Caveats on using Business class as Data Contract
While this sound attractive, but in reality, there are plenty of gotcha. For one, business class for non-trivial solution are not just a simple class or even one containing inside another. It is often a class tree or object graph. While WCF claims to be able to handle this, it can generate data from classes that contains back reference (or circular reference) or removal of duplicate records by using the preserveObjectReferences as part of the settings for DataContractSerializer. But be
warn:
this approach has the following characteristics, which may be undesirable:
- Performance. Replicating data is inefficient.
- Circular references. If objects refer to themselves, even through other objects, serializing by replication results in an infinite loop. (The serializer throws a SerializationException if this happens.)
- Semantics. Sometimes it is important to preserve the fact that two references are to the same object, and not to two identical objects.
[...]
It is important to understand the limitations of this mode:
- The XML the DataContractSerializer produces with preserveObjectReferences set to true is not interoperable with any other technologies, and can be accessed only by another DataContractSerializer instance, also with preserveObjectReferences set to true.
- There is no metadata (schema) support for this feature. The schema that is produced is valid only for the case when preserveObjectReferences is set to false.
- This feature may cause the serialization and deserialization process to run slower. Although data does not have to be replicated, extra object comparisons must be performed in this mode.
More information on WCF Data Transfer in Service Contract is
here. If you decide to ignore the above mentioned issues and pushes on to use the preserverObjectReferences, this is a
discussion on how to over come this 'deficiency'.
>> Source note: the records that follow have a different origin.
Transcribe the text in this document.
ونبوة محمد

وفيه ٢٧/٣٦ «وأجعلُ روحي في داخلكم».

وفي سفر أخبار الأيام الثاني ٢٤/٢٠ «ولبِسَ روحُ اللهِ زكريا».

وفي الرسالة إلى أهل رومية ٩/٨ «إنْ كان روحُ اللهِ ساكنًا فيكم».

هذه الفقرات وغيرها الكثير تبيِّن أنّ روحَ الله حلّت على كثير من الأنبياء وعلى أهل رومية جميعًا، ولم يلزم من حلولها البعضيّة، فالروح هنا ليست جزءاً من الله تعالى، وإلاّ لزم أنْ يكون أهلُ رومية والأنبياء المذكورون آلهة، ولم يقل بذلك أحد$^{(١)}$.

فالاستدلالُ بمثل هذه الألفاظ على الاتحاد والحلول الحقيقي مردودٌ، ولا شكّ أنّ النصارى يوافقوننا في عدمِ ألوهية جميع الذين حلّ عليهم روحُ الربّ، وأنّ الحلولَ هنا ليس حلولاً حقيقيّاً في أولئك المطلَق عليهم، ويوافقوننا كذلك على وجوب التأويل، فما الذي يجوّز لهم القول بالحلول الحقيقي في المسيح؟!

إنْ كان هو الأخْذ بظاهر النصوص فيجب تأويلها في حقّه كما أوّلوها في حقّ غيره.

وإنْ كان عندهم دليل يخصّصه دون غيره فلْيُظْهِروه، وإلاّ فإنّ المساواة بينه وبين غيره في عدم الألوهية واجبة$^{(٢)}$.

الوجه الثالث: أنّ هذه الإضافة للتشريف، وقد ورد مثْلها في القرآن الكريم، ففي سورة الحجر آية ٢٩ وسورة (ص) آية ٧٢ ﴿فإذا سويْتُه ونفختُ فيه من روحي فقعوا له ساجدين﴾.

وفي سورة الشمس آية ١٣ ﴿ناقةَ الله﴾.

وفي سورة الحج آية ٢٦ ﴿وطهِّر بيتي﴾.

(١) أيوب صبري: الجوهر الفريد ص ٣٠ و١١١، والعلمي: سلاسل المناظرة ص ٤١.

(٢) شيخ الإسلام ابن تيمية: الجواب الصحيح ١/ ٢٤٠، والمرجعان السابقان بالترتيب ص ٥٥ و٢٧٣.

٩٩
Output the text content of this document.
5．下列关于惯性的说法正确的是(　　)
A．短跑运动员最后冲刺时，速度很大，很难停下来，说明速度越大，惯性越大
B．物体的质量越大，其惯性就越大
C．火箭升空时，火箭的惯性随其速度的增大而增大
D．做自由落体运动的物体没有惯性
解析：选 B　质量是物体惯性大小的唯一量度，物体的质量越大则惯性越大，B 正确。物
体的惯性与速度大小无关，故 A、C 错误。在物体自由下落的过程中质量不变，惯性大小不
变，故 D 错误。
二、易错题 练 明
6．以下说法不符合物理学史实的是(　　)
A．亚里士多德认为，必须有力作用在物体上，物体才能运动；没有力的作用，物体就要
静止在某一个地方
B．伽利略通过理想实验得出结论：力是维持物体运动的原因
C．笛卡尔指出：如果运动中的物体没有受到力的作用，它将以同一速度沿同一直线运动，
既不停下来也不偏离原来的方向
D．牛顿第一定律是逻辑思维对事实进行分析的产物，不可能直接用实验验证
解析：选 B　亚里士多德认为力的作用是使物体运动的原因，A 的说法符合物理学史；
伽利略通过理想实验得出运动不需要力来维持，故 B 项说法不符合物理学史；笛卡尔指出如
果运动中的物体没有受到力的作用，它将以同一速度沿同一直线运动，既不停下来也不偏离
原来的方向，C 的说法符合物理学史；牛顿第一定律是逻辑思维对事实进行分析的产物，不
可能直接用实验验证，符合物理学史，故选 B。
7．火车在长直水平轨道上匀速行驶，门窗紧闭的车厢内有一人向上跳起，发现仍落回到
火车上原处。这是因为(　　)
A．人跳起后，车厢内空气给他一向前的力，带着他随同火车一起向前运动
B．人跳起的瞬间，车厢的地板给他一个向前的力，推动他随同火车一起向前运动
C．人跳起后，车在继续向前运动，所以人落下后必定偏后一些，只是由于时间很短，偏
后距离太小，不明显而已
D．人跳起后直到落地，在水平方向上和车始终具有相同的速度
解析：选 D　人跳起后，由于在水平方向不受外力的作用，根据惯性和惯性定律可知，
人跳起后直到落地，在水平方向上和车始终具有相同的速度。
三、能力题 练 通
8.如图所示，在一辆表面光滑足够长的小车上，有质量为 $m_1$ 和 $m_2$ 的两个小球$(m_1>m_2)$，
In my opinion, it is best to use a specially crafted family of classes to support the
Data Transfer Object Pattern.
Caveats using too many variable initializer
This has been briefly mentioned above that any variable initializer is basically a compiler language trick as there is no direct IL instruction. All it does is to cause the initialization and object creation code injected into each constructor as if you write them. The only difference is that the compiler always places them ahead of your code.
If you have several constructor, these variables initializers can cause some kind of mild bloating. I am not sure if the end effect is as drastic as static compiled language such as native C++. Since the JIT only compiles and loads those methods that are used, unless you use every one of the constructors in your class in a scenario, they may not all be jitted and loaded.
One recommendation is to remove all the initializers and to place the creation logic inside a function that is called by each of the constructor. In that way, it ensures the construction logic is centralised and avoids duplicated IL code being injected into the constructor body.
However, this will not work for those
readonly members that can only be created and initialized in the constructor body. Doing this in a function even called by the constructor is no good.
"Programming WCF Services" by Juval Lowy, 2007. Page 93.